US chain Dickey’s plans to bring its slow-cooked meats to 50 locations in Australia

Dickey's Barbeque Pit

Source: Facebook.

A family-owned barbeque franchise that operates hundreds of venues across the US has revealed plans to open in 50 locations across Australia from next year. 

Dickey’s Barbecue Pit entered into its first Australian development agreement at the end of last month, signing a letter of intent with Australian-based franchise group QSR Foods Pty Ltd to open locations across the country. 

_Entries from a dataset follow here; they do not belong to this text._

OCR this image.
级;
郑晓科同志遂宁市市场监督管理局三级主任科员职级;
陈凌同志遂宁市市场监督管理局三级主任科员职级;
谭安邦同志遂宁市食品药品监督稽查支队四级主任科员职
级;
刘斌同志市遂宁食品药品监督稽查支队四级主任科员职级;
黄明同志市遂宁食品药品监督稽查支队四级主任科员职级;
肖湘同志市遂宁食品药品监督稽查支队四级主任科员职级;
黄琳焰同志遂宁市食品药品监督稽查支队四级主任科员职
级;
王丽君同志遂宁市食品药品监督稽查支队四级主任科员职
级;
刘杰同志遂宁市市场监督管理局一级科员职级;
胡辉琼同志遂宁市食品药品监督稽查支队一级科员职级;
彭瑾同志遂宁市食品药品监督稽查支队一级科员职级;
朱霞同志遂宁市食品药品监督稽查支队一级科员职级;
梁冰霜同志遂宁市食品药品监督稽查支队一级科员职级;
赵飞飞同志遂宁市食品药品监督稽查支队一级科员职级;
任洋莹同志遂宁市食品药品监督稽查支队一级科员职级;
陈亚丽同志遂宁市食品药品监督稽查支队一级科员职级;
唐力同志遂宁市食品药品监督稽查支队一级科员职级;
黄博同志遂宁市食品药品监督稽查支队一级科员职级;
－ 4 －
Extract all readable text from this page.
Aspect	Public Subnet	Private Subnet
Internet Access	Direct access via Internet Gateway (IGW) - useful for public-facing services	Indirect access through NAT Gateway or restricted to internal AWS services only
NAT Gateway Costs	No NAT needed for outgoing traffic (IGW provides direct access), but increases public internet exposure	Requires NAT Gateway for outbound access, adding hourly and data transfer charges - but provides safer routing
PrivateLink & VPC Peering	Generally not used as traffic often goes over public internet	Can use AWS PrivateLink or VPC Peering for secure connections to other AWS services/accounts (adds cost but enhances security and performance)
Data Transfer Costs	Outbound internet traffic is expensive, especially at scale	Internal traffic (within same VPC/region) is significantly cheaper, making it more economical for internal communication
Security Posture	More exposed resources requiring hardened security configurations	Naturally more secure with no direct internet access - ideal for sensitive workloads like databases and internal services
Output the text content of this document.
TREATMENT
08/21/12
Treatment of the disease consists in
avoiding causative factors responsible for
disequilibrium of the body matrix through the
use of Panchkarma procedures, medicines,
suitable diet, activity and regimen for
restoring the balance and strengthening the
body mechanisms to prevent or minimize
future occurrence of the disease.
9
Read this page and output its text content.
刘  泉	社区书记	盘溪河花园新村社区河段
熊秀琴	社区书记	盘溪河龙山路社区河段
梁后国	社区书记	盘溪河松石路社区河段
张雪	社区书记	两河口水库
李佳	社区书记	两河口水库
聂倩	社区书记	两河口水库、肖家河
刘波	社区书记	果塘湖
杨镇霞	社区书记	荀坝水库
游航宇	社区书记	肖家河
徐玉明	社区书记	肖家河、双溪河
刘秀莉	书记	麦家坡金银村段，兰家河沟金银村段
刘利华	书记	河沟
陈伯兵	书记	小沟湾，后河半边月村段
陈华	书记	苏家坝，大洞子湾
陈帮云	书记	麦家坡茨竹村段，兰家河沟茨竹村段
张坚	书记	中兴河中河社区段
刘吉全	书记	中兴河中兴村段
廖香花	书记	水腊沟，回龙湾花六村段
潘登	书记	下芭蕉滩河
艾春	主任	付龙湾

The restaurant chain was founded in Dallas, Texas, in 1941, and specialises in slow-cooked barbecue meats, including brisket and ribs.

In addition to its 500 venues across the United States, it has two locations in the United Arab Emirates and international partnerships in Brazil, Georgia, Egypt and Pakistan. 

In a statement, Dickey’s Capital Group chief executive Roland Dickey Jr said the Australian agreement will cement his family’s “legacy as the largest barbecue concept in the world”. 

QSR Foods’ Richa Goyal said in the same statement the first Australian Dickey’s locations will open in Brisbane and Queensland in 2021. 

The parties said the deal came about via John Kanawati, a commercial specialist at the US Department of Commerce in Sydney. 

Dickey’s ventured into franchising in 1994, more than 50 years after the first Dickey’s Barbeque Pit was opened by Travis Dickey. 

In 2018, the chain was ranked 170 in Entrepreneur’s Franchise 500. At the time, the initial costs of Dickey’s franchises in the US were listed as between US$256,000 and US$443,045. 

It’s the latest in a long line of US food franchises to plan bold expansions into Australia, with burger chain Five Guys also recently announcing plans to open 20 Australian locations.

Back in 2018, local franchisees for Carl’s Jr. spoke about plans to open as many as 50 locations in Queensland alone. 

Dr Louise Grimmer, a senior lecturer in marketing and retail researcher at the University of Tasmania, says the timing of Dickey’s to Australia is interesting, given the way COVID-19 has affected both hospitality and retail, but the chain will tap into strong demand from some diners for meat-based products. 

“We’ve seen huge uptake and enthusiasm for things such as burger houses, as well as Mexican and South American cafes and restaurants,” she says. 

While healthy eating and plant-based foods are also growing trends among Australian consumers, “there is still a huge market of consumers who are avowed carnivores and these types of eateries appeal to this particular market”, Grimmer says. 

“In 2019, Australians ate 92.57 kilos of meat per person. Whilst this is 7.98 kilos less per person than consumers in the US, it is still a lucrative market for Dickeys, I would imagine,” she adds. 

“And they would certainly have done their research on the local market prior to making this decision.”

And while the likes of all-you-can-eat chain Sizzler are now no longer part of the Australian hospitality landscape, Grimmer says “certain consumers in the Australian market are receptive to larger chains, particularly if they offer something different, great customer service, an exciting dining experience and good value for money”. 

SmartCompany was unable to contact Richa Goyal for comment prior to publication.